Präventionsoffensive des BMG: Mentalitätswandel erwünscht


20.07.2026 - Das Bundesministerium für Gesundheit (BMG) hat am 16. Juli eine sogenannte Präventionsoffensive gestartet. Prävention und Gesundheitsförderung sollen zu einer tragenden Säule des Gesundheitssystems werden. Dafür will das BMG einen nachhaltigen Mentalitätswandel anstoßen.

Künftig müsse man noch besser darin werden, Krankheiten gar nicht erst entstehen zu lassen, sagte Gesundheitsministerin Nina Warken bei der Auftaktveranstaltung. "Mit der Präventionsoffensive setzen wir ein klares Signal: Prävention ist keine Nebensache, sondern eine zentrale Zukunftsaufgabe. Wir wollen Gesundheit stärker fördern, Krankheiten verhindern und Prävention stärker im Alltag der Menschen verankern. Das Gesundheitssystem kann hier besser werden, aber auch nicht alles leisten. Deshalb setze ich auf einen möglichst breiten Ansatz und werde dazu in den kommenden Monaten mit möglichst vielen Politikfeldern gemeinsame Handlungsfelder erörtern."

Die Präventionsoffensive soll an das bisherige Präventionsgesetz anknüpfen und es konsequent weiterentwickeln. Dabei wird Prävention als gesamtgesellschaftliche Aufgabe verstanden, folglich sollen Bund, Länder, Kommunen, Leistungserbringer sowie weiteren Akteuren aus dem Gesundheitswesen eng(er) zusammenarbeiten. "Ziel ist es, bestehende Maßnahmen besser miteinander zu verzahnen, Präventionsangebote weiterzuentwickeln und Gesundheitsförderung dauerhaft in den Lebenswelten der Menschen zu verankern", so das Bundesgesundheitsministerium.

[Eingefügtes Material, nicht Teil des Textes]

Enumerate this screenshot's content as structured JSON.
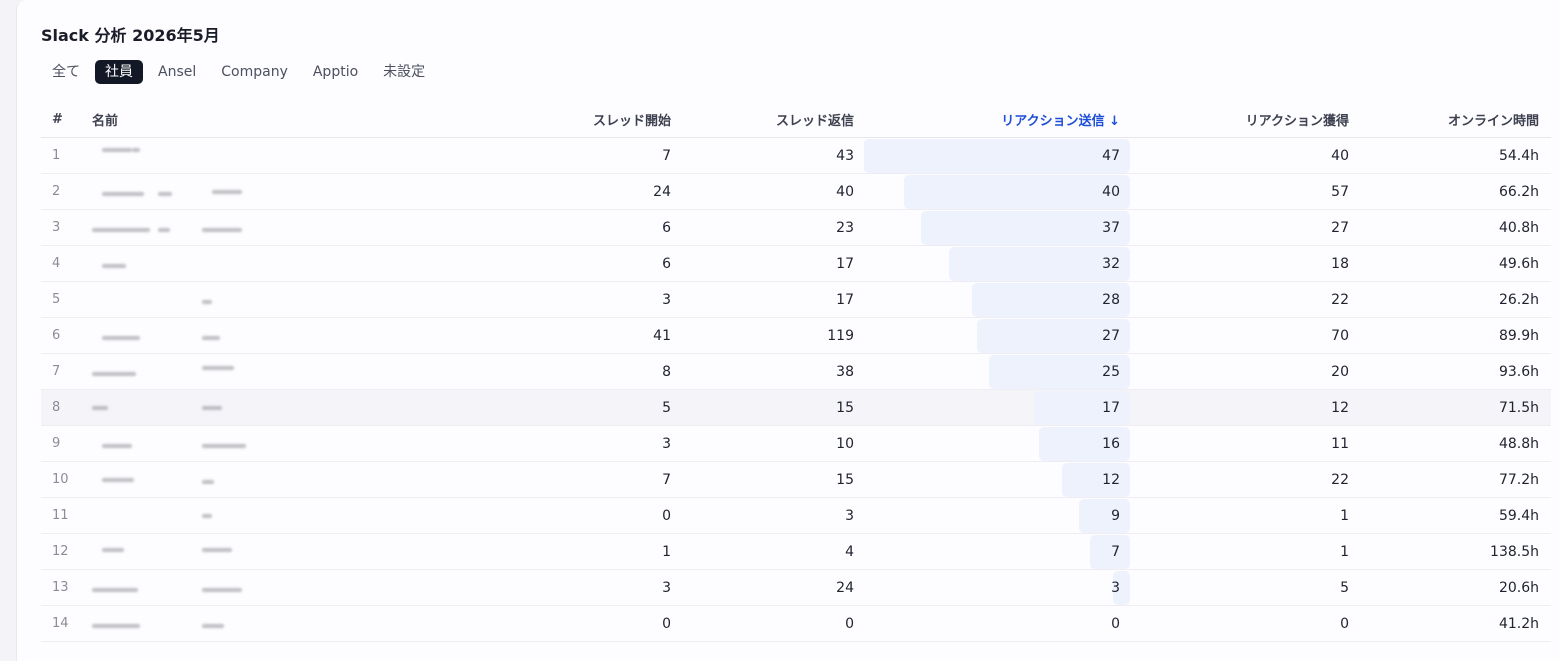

Die Präventionsinitiative orientiert sich an fünf übergeordneten Zielen:

▶︎ Gesundes Aufwachsen von Kindern – in Lebenswelten, die gezielt fördern
▶︎ Gesundes und produktives Arbeiten – mit einem besseren Zusammenwirken von betrieblicher Gesundheitsförderung und Arbeitsschutz
▶︎ Gesund leben und älter werden – mehr gesunde Lebensjahre und Vermeidung von Pflegebedürftigkeit
▶︎ Höhere Gesundheitskompetenz – durch zugängliche und zielgerichtete Informationen
▶︎ Rahmenbedingungen, die einen gesunden Lebensstil ermöglichen und fördern – entschieden gegen vermeidbare Volkskrankheiten

Zur Vermeidung von Pflegebedürftigkeit verweist das BMG vor allem auf das geplante Pflegeneuordnungsgesetz (PNOG) und den dort skizzierten Übergang von einer kurativ- zu einer präventions- und rehabilitationsorientierten pflegerischen Versorgung. Unter anderem dazu hat der DVLAB ausführlich Stellung genommen.